Монологи сердца - страница 39
Мария посмотрела в зеркало. И увидела там не женщину с морщинками и тенью под глазами. А женщину, у которой снова есть свет. И этот свет – не от софитов. Он – изнутри.
– Слушай, – тихо сказала она, – даже если бы нас сейчас развернули и сказали «всё отменяется», я бы всё равно чувствовала себя победительницей.
– Потому что мы дошли? – спросила Нина.
– Потому что мы не отступили, – кивнула Мария.
В гримёрку заглянула Лея – в ярком платье и с неизменным блокнотом. Выглядела как строгая королева сцены, у которой под платьем спрятан торт с искрами.
– Дамы мои золотые, – сказала она, входя. – Вы – кульминация вечера. На вас – финальный аккорд. И не спорьте со мной, у меня в блокноте так и написано: «закончить феерией».
– А если мы забудем движения? – пошутила Нина.
– Тогда делайте вид, что это авангард, – отрезала Лея. – Главное – блестите. Внутри и снаружи. Остальное публика сама додумает.
Смех разлетелся по гримёрке, как лёгкий шелест крыльев.
Мария подошла к зеркалу, провела пальцем по краешку блеска на веках и сказала:
– Ну что, госпожа сцена, готовься. Мы выходим. И ты запомнишь нас.
И в этот момент, пока занавес ещё не открылся, пока зрители ещё не затаили дыхание, Нина знала точно: что бы ни было дальше – она уже здесь. И это главное.

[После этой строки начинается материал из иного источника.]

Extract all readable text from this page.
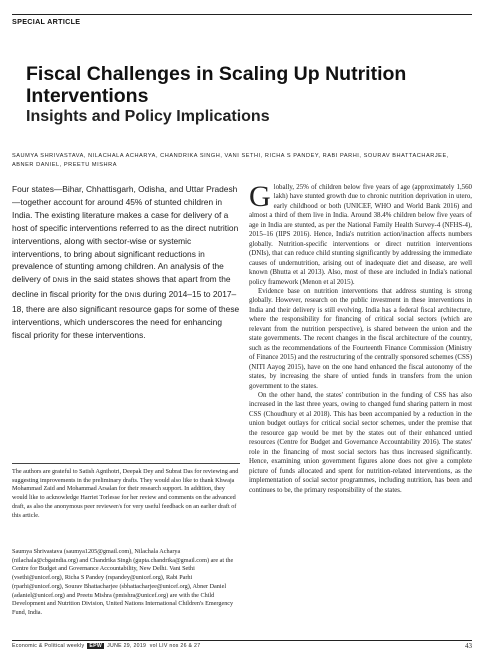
SPECIAL ARTICLE
Fiscal Challenges in Scaling Up Nutrition Interventions
Insights and Policy Implications

SAUMYA SHRIVASTAVA, NILACHALA ACHARYA, CHANDRIKA SINGH, VANI SETHI, RICHA S PANDEY, RABI PARHI, SOURAV BHATTACHARJEE, ABNER DANIEL, PREETU MISHRA

Four states—Bihar, Chhattisgarh, Odisha, and Uttar Pradesh—together account for around 45% of stunted children in India. The existing literature makes a case for delivery of a host of specific interventions referred to as the direct nutrition interventions, along with sector-wise or systemic interventions, to bring about significant reductions in prevalence of stunting among children. An analysis of the delivery of DNIs in the said states shows that apart from the decline in fiscal priority for the DNIs during 2014–15 to 2017–18, there are also significant resource gaps for some of these interventions, which underscores the need for enhancing fiscal priority for these interventions.

The authors are grateful to Satish Agnihotri, Deepak Dey and Subrat Das for reviewing and suggesting improvements in the preliminary drafts. They would also like to thank Khwaja Mohammad Zaid and Mohammad Arsalan for their research support. In addition, they would like to acknowledge Harriet Torlesse for her review and comments on the advanced draft, as also the anonymous peer reviewer/s for very useful feedback on an earlier draft of this article.

Saumya Shrivastava (saumya1205@gmail.com), Nilachala Acharya (nilachala@cbgaindia.org) and Chandrika Singh (gupta.chandrika@gmail.com) are at the Centre for Budget and Governance Accountability, New Delhi. Vani Sethi (vsethi@unicef.org), Richa S Pandey (rspandey@unicef.org), Rabi Parhi (rparhi@unicef.org), Sourav Bhattacharjee (sbhattacharjee@unicef.org), Abner Daniel (adaniel@unicef.org) and Preetu Mishra (pmishra@unicef.org) are with the Child Development and Nutrition Division, United Nations International Children's Emergency Fund, India.

Globally, 25% of children below five years of age (approximately 1,560 lakh) have stunted growth due to chronic nutrition deprivation in utero, early childhood or both (UNICEF, WHO and World Bank 2016) and almost a third of them live in India. Around 38.4% children below five years of age in India are stunted, as per the National Family Health Survey-4 (NFHS-4), 2015–16 (IIPS 2016). Hence, India's nutrition action/inaction affects numbers globally. Nutrition-specific interventions or direct nutrition interventions (DNIs), that can reduce child stunting significantly by addressing the immediate causes of undernutrition, arising out of inadequate diet and disease, are well known (Bhutta et al 2013). Also, most of these are included in India's national policy framework (Menon et al 2015).

Evidence base on nutrition interventions that address stunting is strong globally. However, research on the public investment in these interventions in India and their delivery is still evolving. India has a federal fiscal architecture, where the responsibility for financing of critical social sectors (which are relevant from the nutrition perspective), is shared between the union and the state governments. The recent changes in the fiscal architecture of the country, such as the recommendations of the Fourteenth Finance Commission (Ministry of Finance 2015) and the restructuring of the centrally sponsored schemes (CSS) (NITI Aayog 2015), have on the one hand enhanced the fiscal autonomy of the states, by increasing the share of untied funds in transfers from the union government to the states.

On the other hand, the states' contribution in the funding of CSS has also increased in the last three years, owing to changed fund sharing pattern in most CSS (Choudhury et al 2018). This has been accompanied by a reduction in the union budget outlays for critical social sector schemes, under the premise that the resource gap would be met by the states out of their enhanced untied resources (Centre for Budget and Governance Accountability 2016). The states' role in the financing of most social sectors has thus increased significantly. Hence, examining union government figures alone does not give a complete picture of funds allocated and spent for nutrition-related interventions, as the implementation of social sector programmes, including nutrition, has been and continues to be, the primary responsibility of the states.

Economic & Political weekly EPW JUNE 29, 2019 vol LIV nos 26 & 27	43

Зал был полон. Свет – мягкий, софиты уже ждали, когда их включат в полную силу. Шёл третий блок конкурса, а публика всё ещё не теряла интерес – слишком уж необычным был сегодняшний вечер. Бурлеск. Женщины разного возраста. Блёстки. Музыка. То, что одни называли смелостью, другие – искусством, а третьи – до сих пор несерьёзщиной.
Он сидел в четвёртом ряду. Господин – с достоинством и осанкой человека, который прожил жизнь не спеша, но с выбором. Пиджак с иголочки, серебристая седина приглажена, в глазах – спокойствие. Он пришёл не за чудом. Он пришёл ради внучки.

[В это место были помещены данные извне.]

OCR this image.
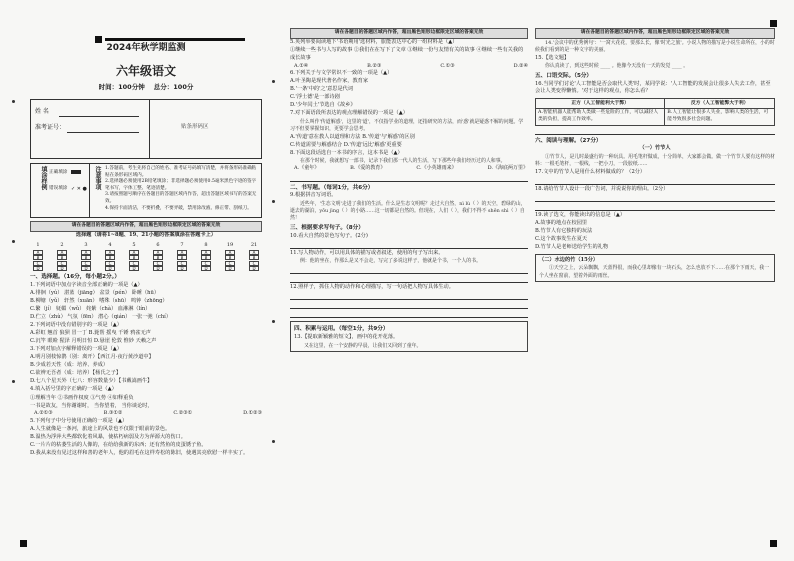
2024年秋学期监测
六年级语文
时间：100分钟 总分：100分
姓 名
准考证号：	贴条形码区
填涂样例 正确填涂
错误填涂 ✓ ✕ ●	注意事项 1.答题前，考生先将自己的姓名、准考证号码填写清楚，并将条形码准确粘贴在条形码区域内。
2.选择题必须使用2B铅笔填涂；非选择题必须使用0.5毫米黑色字迹的签字笔书写，字体工整、笔迹清楚。
3.请按照题号顺序在各题目的答题区域内作答，超出答题区域书写的答案无效。
4.保持卡面清洁，不要折叠，不要弄破，禁用涂改液、修正带、刮纸刀。
请在各题目的答题区域内作答，超出黑色矩形边框限定区域的答案无效
选择题（请将1~8题、19、21小题的答案填涂在答题卡上）
1
A
B
C
D
2
A
B
C
D
3
A
B
C
D
4
A
B
C
D
5
A
B
C
D
6
A
B
C
D
7
A
B
C
D
8
A
B
C
D
19
A
B
C
D
21
A
B
C
D
一、选择题。（16分，每小题2分。）
1.下列词语中加点字读音全部正确的一项是（▲）
A.徘徊（yú） 湛蓝（jiāng） 盆景（pén） 卧睡（hū）
B.柳塘（yǔ） 轩然（xuān） 嗜殊（shū） 鸣钟（zhōng）
C.繁（jí） 妩媚（wǔ） 姹紫（chà） 血淋淋（lín）
D.伫立（zhù） 气氛（fēn） 潜心（qián） 一张一弛（chí）
2.下列词语中没有错别字的一项是（▲）
A.彩虹 翘首 狼狈 冒一丁 B.毙帮 摇曳 千锤 鸦雀无声
C.沉竿 眼睑 猩泽 月明日恒 D.悬崖 伦敦 惟妙 天赖之声
3.下列对加点字解释错误的一项是（▲）
A.明月别枝惊鹊（别：离开）【西江月·夜行黄沙道中】
B.少成若天性（成：培养、养成）
C.欲辨无吾者（成：培养）【杨氏之子】
D.七八个星天外（七八：形容数量少）【书戴嵩画牛】
4.填入括号里的字正确的一项是（▲）
①理解当年 ②书画作权度 ③气势 ④如释重负
一书是故友，当你谢谢时， 当你望着， 当你谈论时，
A.②①③	B.③①②	C.②③①	D.①②③
5.下列句子中分号使用正确的一项是（▲）
A.人生就像是一条河，旅途上的风景也不仅限于眼前的景色。
B.温热为浮萍大些都软化着风暴，使枯朽病弱及方为萍源大的伤口。
C.一片片的枯萎生活的人像的，在给给我新的东西；还有然鱼的皮蛋锈子鱼。
D.我从来没有见过这样和善的老年人，他的眉毛在这样寿松的陈旧，使遇其亮欣慰一样丰实了。
请在各题目的答题区域内作答，超出黑色矩形边框限定区域的答案无效
5.英列举要阅读地下'书语期用'选材料，旅能表达中心的一组材料是（▲）
①继续一些书与人写的故事 ②我们在在写下了文章 ③继续一份与友情有关的故事 ④继续一些有关我的成长故事
A.①④	B.②③	C.①③	D.②④
6.下列关于与文学常识不一致的一项是（▲）
A.叶圣陶是现代著名作家，教育家
B.'一条'中的'之'意思是代词
C.'浮士德'是一部诗剧
D.'少年闰土'节选自《故乡》
7.对下面语段所表达的观点理解错误的一项是（▲）
什么叫作'传道解惑'，这里的'道'，不仅指学业的道理，还指研究的方法，而'惑'就是疑惑不解的问题。学习不但要掌握知识，更要学会思考。
A.'传道'意在教人以道理和方法 B.'传道'与'解惑'的区别
C.传道需要与解惑结合 D.'传道'远比'解惑'更重要
8.下面这段话选自一本书的序言，这本书是（▲）
在那个时候，我就想写一部书，记录下我们那一代人的生活，写下那些年我们经历过的人和事。
A.《童年》	B.《爱的教育》	C.《小英雄雨来》	D.《海底两万里》
二、书写题。（每词1分，共6分）
9.根据拼音写词语。
近些年，'生态文明'走进了我们的生活。什么是生态文明呢？走过大自然，nì lù（ ）的天空，碧绿的山，逝去的湖泊，yōu jìng（ ）的小路……这一切都是自然的。但现在，人们（ ），我们不得不 shěn shì（ ）自然！
三、根据要求写句子。（8分）
10.看大自然的景色写句子。(2分)
11.写人物动作，可以用具体的描写或者叙述，使用的句子写出来。
例：他的坐在，作那么是又不会走，写完了多说这样子，他就是个书，一个人的书。
12.照样子，抓住人物的动作和心理描写，写一句话把人物写具体生动。
四、积累与运用。（每空1分，共9分）
13.【提取新颖雅的短文】，画中的花开花落。
又在这里，在一个安静的早晨，让我们又回到了童年。
请在各题目的答题区域内作答，超出黑色矩形边框限定区域的答案无效
14.'会议中的优秀例句'：'一窝大花花，要那么长，像'时光之旅'。小说人物的描写是小说生命所在，小的时候我们看到的是一种文字的美丽。
15.【选文题】
你认真读了，到这些时候 ____ 。他像今天没有一天的发觉 ____ 。
五、口语交际。（5分）
16.当同学们讨论'人工智能是否会取代人类'时，某同学说：'人工智能的发展会让很多人失去工作，甚至会让人类变得懒惰。'对于这样的观点，你怎么看？
正方（人工智能利大于弊）	反方（人工智能弊大于利）
A.智能机器人能帮助人类做一些危险的工作，可以减轻人类的负担，提高工作效率。	B.人工智能让很多人失业，影响人类的生活，可能导致很多社会问题。
六、阅读与理解。（27分）
（一）竹节人
①竹节人，是儿时最盛行的一种玩具。用毛笔杆做成，十分简单，大家都会做。做一个竹节人要有这样的材料：一根毛笔杆，一根线，一把小刀，一段胶纸……
17.文中的竹节人是用什么材料做成的？（2分）
18.请给竹节人设计一段广告词，并说说你的理由。（2分）
19.读了选文，你能读出的信息是（▲）
A.故事的地点在校园里
B.竹节人有它独特的玩法
C.这个故事发生在夏天
D.竹节人是老师送给学生的礼物
（二）水边的竹（15分）
①天空之上，云朵飘飘，天蓝得很，而我心里却像有一块石头，怎么也放不下……在那个下雨天，我一个人坐在窗前，望着外面的雨丝。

Молодой. Энергичной. Та сегодня выступала в ярком номере бурлеска: с перьями, шляпкой, задорной улыбкой. Он даже слегка смущённо покашлял, когда внучка томно подвигала бедром. Но аплодировал. Искренне. Потому что гордился. Потому что любил. Потому что, в конце концов, иногда можно позволить девчонке поблестеть.
Он посмотрел её выступление. Поаплодировал. Да, она хорошо держалась. Да, музыка была подобрана со вкусом. Да, он – горд. Но всё это было понятно. Ожидаемо. Предсказуемо.
Он уже потянулся за программкой – проверить, сколько ещё осталось номеров. И тут – свет. Сцена. Музыка. И они.
Две женщины.
Обе – зрелые. Уверенные. В сверкающих костюмах, в мерцающих перчатках. Танец – в духе старого Голливуда. Движения – как у женщин, которые помнят, что такое страсть. Но одна из них… Она – как удар света.
Мария.
Он увидел сначала блёстки. Потом – глаза. А потом – всё остальное перестало иметь значение.
Её движения были отточены, но не натянуты. Она не играла роль. Она была собой – с тем самым озорным прищуром, с тем смехом в уголках губ, с тем, что нельзя назвать словами. Она не молодилась. Она сияла.
Он сидел, не дыша. Нина – хороша. Да. Грациозна, светла, нежна. Но рядом с ней Мария была как вспышка прожектора в ночи. Не потому что пыталась быть яркой – а потому что жила. В каждом шаге. В повороте головы. В лёгком взмахе руки. Как будто этот танец – не просто танец, а момент её жизни, о котором она не пожалеет никогда.
Он не сводил глаз. И впервые за вечер забыл, где находится. Забыл, что он здесь ради внучки. Забыл даже, как зовут самого себя.